T.J. Hewett didn't want the job of Camp Director, but there was no one else:
"There was such confidence, such finality, in T. J. Hewitt's voice. As if she were the employer of Alice, and not the other way around. . . . Her hair was newly short, lopped into a bowl shape, so crooked and wrong-looking that Alice imagined that T.J. had done it herself. . . . She'd been Tessie Jo at the time, a frilly name, a name for a doll or a cow . . ."
John Paul McLellan told Louise his father was a business associate and close friend of the Van Laar family. John Paul and Louise had been an item, or at least Louise considered herself his girlfriend even if he didn't:
"He was practically related to the Van Laars, he reminded her. Mr. Van Laar was his godfather. Their fathers worked together: the Van Laars as the founders of the bank that had financed all of Albany and much of New York City, too; . . . One day, John Paul said, he would take over the bank for both the families. John Paul could easily get Louise a job at the camp, he said. All he had to do was ask. . . . Throughout this period, she has somehow maintained a relationship with John Paul—who had finally finished his degree at Union, though it took him six years and two forgiving deans to do so."
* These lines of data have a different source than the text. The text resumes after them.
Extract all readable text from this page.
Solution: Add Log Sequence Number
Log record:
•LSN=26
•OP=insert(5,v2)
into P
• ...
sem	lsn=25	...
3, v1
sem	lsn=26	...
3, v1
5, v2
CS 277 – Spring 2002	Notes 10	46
Louise noticed Lee Towson in the kitchen juggling utensils. He noticed her, too. She imagined his body beneath his clothes:
"Lee Towson arrived at the start of the summer and immediately caused a stir. He was hired to work in the commissary as a prep chef and dishwasher. . . . He is fine looking and tall, with thickly lashed eyes and shoulder-length hair that he keeps tied in a low ponytail. . . .
". . . rumors about him include a stint as a roustabout for a traveling circus, a stint in jail for possession of controlled substances, and a habit of sleeping around. . . . For the past two months, Lee and Louise have engaged in low-level flirtation at every turn. . . ."
Fourteen-year-old Lowell Cargill arrived at camp carrying a guitar, totally chick bait. Tracy fell for him on sight:
"And in the middle of the crowd—the guitar player himself—was Lowell Cargill. . . . Tracy took a step backward, her face reddening. . . .
"And through the crowd—was she imagining it?—she caught the gaze of Lowell Cargill, and forced herself to hold it, hold it, to not look away until he did."
Victor Hewett, a long-time loyal camp employee knew little Bear Van Laar very well. Bear and T. J. had played together when they were little:
"The thought occurred to him that he had not set eyes on Tessie Jo since morning. Normally, this wouldn't have concerned him overmuch. All summer, she was given free rein to run about the grounds—usually with Bear on her heels. Her relationship with the Van Laars was different from her father's; they accepted her as a playmate for Bear, as someone who could keep an eye on their adventurous son."
Move this book to the top of your reading pile. Or block out a few days on your calendar to settle into a cushy chair, put up your feet, and fall helplessly—and gleefully—into this riveting story.